4-2021 - Kleidungskauf neu gedacht
Dr. Heiko H. Stutzke und Wiebke Brüssel
April 2021
Es ist vollbracht: Die Klappe des gelben Fachs an der DHL-Packstation schließt mit einem metallischen Geräusch, und die Retoure mit den erst gestern eingetroffenen Hosen ist eingeliefert.
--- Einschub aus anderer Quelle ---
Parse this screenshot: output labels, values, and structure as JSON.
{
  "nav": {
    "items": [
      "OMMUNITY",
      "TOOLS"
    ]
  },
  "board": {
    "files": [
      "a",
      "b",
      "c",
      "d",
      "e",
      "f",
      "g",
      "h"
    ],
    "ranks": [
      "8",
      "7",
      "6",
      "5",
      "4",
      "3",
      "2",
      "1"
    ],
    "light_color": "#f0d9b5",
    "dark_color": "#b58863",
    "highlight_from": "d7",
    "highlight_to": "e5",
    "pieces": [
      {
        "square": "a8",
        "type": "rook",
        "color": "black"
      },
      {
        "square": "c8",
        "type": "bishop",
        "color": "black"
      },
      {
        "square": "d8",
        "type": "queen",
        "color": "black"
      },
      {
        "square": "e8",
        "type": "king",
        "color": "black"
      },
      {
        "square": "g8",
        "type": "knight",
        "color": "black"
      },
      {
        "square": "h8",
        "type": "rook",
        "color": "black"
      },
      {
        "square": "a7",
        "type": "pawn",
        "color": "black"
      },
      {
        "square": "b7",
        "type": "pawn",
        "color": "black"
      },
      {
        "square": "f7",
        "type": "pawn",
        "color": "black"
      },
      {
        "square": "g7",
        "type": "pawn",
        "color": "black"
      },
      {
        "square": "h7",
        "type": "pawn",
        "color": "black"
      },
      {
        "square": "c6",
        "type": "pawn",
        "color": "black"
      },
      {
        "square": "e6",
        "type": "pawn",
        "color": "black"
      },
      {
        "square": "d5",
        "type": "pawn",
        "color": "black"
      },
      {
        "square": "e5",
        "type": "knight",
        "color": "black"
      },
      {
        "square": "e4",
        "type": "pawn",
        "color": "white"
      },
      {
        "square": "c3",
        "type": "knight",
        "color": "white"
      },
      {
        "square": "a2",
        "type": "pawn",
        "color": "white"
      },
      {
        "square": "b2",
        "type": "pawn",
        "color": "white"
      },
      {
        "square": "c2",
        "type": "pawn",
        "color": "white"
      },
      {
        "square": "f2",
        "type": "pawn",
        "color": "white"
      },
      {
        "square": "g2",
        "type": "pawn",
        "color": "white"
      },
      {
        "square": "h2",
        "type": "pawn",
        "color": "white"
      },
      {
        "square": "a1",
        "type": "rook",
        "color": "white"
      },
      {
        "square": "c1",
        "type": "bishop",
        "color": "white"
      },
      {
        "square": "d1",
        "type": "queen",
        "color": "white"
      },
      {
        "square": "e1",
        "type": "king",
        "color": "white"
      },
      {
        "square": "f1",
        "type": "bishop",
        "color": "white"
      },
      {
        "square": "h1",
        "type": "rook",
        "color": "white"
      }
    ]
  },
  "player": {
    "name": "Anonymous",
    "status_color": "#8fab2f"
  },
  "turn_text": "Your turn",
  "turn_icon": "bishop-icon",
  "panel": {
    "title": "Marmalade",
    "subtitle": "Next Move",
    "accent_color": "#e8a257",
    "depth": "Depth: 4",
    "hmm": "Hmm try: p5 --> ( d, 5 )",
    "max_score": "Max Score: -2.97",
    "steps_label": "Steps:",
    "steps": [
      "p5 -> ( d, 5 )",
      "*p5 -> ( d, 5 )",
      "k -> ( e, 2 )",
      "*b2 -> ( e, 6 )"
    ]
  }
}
So passiert es jeden Tag tausendfach und überall. Kleidungsstücke werden online bestellt, geliefert, anprobiert – und zurückgesandt, weil sie nicht passen. Das kennen wir inzwischen alle, und nicht wenige unter uns bestellen daher nicht nur die eigene Konfektionsgröße, sondern vorsichtshalber auch gleich noch jeweils eine Größe kleiner und größer. Damit liegt die Wahrscheinlichkeit einer Rücksendung aus der getätigten Bestellung bei 100 Prozent. Natürlich haben die Anbieter dieses Verhalten längst eingepreist. Nur wenige kümmern sich jedoch aktiv darum, die Klimawirkungen dieser eigentlich unnötigen Aktionen zu kompensieren. Riesige Mengen an Kleidungsstücken werden über weite Strecken transportiert, aber nie getragen, und landen im schlimmsten Fall direkt im Müll.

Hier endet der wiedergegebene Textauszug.